2006 Northeast Conference baseball tournament
- Teams: 4
- Format: Double-elimination tournament
- Finals site: FirstEnergy Park; Lakewood, NJ;
- Champions: Sacred Heart (1st title)
- Winning coach: Nick Giaquinto (1st title)
- MVP: Bobby McKee (Sacred Heart)

= 2006 Northeast Conference baseball tournament =

Baseball tournament, New Jersey, U.S.

The 2006 Northeast Conference baseball tournament began on May 25 and ended on May 27, 2006, at FirstEnergy Park in Lakewood, New Jersey. The league's top four teams competed in the double elimination tournament. Fourth-seeded won their first tournament championship and earned the Northeast Conference's automatic bid to the 2006 NCAA Division I baseball tournament.

==Seeding and format==
The top four finishers were seeded one through four based on conference regular-season winning percentage.

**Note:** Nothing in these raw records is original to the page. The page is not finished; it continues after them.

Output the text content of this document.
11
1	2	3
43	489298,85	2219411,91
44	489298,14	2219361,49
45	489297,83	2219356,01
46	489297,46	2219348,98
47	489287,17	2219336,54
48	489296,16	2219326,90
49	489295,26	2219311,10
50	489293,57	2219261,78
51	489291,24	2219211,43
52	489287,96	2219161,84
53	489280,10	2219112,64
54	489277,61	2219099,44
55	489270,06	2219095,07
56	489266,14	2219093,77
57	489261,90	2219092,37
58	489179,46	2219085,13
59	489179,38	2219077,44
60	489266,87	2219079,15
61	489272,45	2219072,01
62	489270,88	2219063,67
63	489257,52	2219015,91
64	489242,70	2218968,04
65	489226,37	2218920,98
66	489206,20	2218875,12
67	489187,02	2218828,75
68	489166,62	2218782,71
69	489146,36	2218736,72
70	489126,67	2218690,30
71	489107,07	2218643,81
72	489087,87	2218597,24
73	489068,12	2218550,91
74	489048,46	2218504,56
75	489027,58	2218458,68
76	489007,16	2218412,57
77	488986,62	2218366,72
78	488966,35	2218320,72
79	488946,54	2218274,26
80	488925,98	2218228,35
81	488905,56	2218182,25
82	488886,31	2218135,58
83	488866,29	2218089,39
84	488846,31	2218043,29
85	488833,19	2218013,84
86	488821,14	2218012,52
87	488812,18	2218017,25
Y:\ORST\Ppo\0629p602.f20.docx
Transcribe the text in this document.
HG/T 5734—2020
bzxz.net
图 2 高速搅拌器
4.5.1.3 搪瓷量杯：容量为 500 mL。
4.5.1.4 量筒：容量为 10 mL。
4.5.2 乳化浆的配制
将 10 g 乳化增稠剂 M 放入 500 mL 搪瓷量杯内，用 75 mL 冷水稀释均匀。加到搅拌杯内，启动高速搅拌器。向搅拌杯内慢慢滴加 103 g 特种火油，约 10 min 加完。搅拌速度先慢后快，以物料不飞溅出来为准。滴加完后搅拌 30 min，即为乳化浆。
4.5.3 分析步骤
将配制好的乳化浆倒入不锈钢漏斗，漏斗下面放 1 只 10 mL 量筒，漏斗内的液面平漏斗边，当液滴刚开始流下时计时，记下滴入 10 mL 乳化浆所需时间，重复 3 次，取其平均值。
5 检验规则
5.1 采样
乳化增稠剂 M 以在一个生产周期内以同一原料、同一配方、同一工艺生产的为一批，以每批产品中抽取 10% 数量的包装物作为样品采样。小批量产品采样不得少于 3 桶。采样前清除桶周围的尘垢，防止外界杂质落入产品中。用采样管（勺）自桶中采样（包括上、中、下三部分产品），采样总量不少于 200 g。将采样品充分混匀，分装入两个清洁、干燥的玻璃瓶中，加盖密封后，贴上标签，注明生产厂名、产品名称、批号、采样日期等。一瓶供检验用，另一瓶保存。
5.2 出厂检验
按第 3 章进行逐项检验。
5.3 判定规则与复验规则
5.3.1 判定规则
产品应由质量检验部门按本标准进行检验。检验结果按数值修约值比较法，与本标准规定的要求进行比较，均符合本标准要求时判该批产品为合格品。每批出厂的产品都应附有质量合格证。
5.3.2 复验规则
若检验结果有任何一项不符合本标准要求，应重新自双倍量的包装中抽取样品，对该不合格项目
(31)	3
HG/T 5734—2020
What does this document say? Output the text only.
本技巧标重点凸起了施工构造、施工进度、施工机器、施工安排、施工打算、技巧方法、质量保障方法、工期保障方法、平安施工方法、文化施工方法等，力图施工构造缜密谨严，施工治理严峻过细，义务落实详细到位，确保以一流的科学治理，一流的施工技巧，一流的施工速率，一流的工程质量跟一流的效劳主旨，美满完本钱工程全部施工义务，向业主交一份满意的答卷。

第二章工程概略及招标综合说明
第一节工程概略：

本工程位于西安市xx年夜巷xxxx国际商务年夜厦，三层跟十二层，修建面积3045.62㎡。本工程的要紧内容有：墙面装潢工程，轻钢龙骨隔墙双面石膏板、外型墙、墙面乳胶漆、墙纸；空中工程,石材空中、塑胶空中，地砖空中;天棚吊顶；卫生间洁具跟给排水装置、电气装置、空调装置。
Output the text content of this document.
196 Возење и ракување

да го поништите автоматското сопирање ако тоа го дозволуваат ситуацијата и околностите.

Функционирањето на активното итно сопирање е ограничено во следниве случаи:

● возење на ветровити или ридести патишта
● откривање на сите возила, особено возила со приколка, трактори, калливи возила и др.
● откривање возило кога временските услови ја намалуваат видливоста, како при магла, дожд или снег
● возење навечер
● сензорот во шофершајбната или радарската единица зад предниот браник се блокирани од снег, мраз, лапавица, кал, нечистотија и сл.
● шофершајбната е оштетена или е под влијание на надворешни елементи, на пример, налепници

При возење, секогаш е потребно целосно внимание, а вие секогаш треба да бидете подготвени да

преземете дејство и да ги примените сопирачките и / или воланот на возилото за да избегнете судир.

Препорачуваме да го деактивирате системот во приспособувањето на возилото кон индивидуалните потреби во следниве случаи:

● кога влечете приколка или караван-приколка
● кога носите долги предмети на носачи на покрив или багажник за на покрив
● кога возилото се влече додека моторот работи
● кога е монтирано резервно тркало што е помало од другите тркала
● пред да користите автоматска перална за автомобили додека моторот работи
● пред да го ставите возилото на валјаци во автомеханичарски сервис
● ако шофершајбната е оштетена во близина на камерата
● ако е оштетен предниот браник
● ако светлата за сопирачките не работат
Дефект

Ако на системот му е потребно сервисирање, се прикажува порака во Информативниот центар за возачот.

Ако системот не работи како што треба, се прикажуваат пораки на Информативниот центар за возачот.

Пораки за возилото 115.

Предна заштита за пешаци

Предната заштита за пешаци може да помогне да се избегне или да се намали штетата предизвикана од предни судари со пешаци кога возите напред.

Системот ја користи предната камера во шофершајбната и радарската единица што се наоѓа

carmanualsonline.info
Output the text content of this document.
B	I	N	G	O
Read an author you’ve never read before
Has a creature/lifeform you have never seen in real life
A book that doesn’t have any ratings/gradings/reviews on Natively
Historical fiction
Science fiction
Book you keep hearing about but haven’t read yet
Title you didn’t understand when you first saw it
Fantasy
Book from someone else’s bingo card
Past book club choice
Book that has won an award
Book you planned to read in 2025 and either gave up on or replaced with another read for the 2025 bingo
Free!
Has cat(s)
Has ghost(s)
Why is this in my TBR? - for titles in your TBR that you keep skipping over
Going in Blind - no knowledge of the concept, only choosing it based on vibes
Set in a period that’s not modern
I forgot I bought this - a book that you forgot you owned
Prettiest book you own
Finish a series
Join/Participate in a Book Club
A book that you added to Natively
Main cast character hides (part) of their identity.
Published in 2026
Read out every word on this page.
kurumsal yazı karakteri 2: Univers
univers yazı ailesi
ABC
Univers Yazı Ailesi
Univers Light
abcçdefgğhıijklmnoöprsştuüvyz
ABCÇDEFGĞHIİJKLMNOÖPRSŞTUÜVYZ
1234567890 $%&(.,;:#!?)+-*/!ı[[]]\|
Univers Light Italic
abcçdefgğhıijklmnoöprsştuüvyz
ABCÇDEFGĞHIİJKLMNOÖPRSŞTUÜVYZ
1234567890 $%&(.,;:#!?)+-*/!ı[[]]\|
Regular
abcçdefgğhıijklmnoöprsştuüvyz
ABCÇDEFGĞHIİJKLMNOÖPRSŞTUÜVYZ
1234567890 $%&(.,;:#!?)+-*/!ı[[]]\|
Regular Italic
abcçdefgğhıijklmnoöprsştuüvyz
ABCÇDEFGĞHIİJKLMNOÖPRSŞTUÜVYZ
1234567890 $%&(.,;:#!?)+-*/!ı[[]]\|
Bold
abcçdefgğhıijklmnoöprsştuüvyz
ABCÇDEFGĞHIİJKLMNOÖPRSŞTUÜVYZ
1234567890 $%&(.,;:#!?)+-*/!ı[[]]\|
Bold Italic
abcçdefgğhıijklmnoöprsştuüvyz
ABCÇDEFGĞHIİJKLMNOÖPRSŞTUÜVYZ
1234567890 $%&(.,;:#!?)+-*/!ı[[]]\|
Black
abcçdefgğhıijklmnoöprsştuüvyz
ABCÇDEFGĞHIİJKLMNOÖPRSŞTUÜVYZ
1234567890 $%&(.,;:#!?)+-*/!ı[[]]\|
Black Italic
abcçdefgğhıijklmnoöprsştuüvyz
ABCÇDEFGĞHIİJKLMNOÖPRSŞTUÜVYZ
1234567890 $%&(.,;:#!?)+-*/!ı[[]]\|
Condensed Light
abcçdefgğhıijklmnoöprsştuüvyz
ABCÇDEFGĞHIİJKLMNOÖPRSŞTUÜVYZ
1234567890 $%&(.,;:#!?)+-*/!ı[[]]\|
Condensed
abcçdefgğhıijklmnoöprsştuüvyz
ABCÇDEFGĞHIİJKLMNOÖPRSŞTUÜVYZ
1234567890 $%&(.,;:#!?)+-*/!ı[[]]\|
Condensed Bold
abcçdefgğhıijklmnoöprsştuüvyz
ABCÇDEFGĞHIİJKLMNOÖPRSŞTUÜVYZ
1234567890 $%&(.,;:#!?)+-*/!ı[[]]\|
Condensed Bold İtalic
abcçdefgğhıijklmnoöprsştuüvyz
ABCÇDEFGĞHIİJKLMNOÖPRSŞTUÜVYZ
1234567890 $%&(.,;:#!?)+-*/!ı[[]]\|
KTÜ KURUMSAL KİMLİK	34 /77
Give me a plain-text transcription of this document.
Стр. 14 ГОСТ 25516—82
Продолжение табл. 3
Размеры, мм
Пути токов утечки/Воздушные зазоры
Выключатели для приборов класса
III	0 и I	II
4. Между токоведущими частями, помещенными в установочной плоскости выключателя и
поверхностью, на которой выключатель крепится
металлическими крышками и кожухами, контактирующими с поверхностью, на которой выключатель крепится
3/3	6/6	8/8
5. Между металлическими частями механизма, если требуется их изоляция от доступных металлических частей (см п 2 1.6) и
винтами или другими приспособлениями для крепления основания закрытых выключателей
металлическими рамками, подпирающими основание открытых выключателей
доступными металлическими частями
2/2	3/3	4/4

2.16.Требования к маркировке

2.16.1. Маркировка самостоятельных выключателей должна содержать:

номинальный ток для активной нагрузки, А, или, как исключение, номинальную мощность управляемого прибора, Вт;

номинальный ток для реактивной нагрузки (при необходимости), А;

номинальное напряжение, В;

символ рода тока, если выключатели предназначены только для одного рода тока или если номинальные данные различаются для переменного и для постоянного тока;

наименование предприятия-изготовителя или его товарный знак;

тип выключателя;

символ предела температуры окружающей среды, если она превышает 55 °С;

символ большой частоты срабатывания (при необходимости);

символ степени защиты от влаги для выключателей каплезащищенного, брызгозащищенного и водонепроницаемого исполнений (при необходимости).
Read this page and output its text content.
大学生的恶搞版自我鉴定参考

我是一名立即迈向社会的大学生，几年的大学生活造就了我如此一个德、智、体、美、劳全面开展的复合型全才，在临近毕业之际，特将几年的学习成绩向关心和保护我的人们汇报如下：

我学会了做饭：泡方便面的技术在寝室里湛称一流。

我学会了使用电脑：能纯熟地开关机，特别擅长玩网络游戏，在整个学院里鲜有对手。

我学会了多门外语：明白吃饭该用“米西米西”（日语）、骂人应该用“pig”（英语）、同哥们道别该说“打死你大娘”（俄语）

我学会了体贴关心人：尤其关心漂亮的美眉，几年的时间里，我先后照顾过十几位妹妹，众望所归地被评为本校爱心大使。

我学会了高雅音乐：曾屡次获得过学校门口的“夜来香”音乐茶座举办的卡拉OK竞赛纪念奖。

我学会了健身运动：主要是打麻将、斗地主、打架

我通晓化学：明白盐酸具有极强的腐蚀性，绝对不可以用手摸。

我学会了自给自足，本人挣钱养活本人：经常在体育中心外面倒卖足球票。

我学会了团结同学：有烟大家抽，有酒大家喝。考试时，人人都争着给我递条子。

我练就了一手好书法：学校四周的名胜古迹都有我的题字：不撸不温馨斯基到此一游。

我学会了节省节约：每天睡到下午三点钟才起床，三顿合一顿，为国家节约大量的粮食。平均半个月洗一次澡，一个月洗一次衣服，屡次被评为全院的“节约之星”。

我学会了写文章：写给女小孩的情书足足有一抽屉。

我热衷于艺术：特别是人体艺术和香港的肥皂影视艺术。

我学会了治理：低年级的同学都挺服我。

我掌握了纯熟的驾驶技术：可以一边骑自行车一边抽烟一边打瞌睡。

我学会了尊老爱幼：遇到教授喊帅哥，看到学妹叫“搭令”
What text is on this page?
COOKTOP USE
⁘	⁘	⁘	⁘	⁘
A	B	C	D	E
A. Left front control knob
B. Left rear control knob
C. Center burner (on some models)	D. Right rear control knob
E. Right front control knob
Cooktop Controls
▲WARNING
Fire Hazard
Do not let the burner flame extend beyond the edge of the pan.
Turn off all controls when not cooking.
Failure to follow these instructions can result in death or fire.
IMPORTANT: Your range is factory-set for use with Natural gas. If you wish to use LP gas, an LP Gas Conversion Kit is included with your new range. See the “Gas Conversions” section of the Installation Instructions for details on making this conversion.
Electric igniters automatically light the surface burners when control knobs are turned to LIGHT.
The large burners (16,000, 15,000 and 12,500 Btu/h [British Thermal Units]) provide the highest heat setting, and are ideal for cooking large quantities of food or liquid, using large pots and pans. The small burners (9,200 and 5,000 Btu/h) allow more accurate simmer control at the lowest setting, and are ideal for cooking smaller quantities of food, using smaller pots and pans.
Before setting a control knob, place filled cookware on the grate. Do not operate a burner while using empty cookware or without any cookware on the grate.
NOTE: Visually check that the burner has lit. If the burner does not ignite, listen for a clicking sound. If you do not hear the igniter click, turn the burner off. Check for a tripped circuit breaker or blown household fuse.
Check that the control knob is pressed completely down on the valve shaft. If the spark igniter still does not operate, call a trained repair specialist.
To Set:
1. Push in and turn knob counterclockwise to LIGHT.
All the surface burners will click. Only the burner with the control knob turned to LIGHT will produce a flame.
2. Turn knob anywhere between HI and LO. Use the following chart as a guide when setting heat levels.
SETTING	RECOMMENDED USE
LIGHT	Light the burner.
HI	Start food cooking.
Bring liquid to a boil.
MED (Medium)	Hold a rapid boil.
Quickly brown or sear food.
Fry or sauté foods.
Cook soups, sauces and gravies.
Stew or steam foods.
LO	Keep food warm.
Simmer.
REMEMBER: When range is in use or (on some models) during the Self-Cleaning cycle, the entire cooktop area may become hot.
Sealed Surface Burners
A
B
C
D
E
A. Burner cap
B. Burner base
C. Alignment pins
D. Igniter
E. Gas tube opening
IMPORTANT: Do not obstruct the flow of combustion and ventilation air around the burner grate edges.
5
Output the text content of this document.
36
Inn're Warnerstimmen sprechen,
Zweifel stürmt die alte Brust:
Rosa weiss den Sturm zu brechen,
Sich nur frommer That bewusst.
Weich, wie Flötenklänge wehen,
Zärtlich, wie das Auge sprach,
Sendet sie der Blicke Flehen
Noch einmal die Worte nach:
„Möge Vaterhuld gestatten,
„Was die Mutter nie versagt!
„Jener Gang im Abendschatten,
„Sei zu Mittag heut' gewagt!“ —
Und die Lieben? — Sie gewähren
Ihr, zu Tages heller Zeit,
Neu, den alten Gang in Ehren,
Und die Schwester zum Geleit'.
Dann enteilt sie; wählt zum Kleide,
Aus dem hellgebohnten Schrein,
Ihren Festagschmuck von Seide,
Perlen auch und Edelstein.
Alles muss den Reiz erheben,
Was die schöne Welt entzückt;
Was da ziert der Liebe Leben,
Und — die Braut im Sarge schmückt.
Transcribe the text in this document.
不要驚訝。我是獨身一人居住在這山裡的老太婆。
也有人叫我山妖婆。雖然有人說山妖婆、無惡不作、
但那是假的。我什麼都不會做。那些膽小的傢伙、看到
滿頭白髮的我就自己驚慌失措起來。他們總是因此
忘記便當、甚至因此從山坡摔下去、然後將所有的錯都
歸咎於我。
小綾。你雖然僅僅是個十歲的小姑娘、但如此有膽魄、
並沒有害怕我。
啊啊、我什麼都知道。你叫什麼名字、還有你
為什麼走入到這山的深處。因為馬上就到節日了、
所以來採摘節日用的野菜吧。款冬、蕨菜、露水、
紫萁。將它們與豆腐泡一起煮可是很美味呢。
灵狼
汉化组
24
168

| Team | Wins | Losses | Pct. | GB | Seed |
|---|---|---|---|---|---|
| Central Connecticut | 16 | 7 | .696 | — | 1 |
| Quinnipiac | 14 | 8 | .636 | 1.5 | 2 |
| Wagner | 15 | 9 | .625 | 1.5 | 3 |
| Sacred Heart | 14 | 9 | .609 | 2 | 4 |
| Monmouth | 16 | 9 | .609 | 2 | — |
| Mount St. Mary's | 12 | 11 | .522 | 4 | — |
| Long Island | 10 | 13 | .435 | 6 | — |
| Fairleigh Dickinson | 6 | 18 | .250 | 10.5 | — |
| St. Francis | 3 | 20 | .130 | 13 | — |

==All-Tournament Team==
The following players were named to the All-Tournament Team.

| Name | School |
|---|---|
| Chris Aldrich | Sacred Heart |
| Ricky Coppola | Quinnipiac |
| Jeff Hanson | Sacred Heart |
| Bobby McKee | Sacred Heart |
| Jay Monti | Sacred Heart |
| John Romano | Central Connecticut |
| Adam Taha | Central Connecticut |
| Joe Testa | Wagner |

===Most Valuable Player===
Bobby McKee of Sacred Heart was named Tournament Most Valuable Player.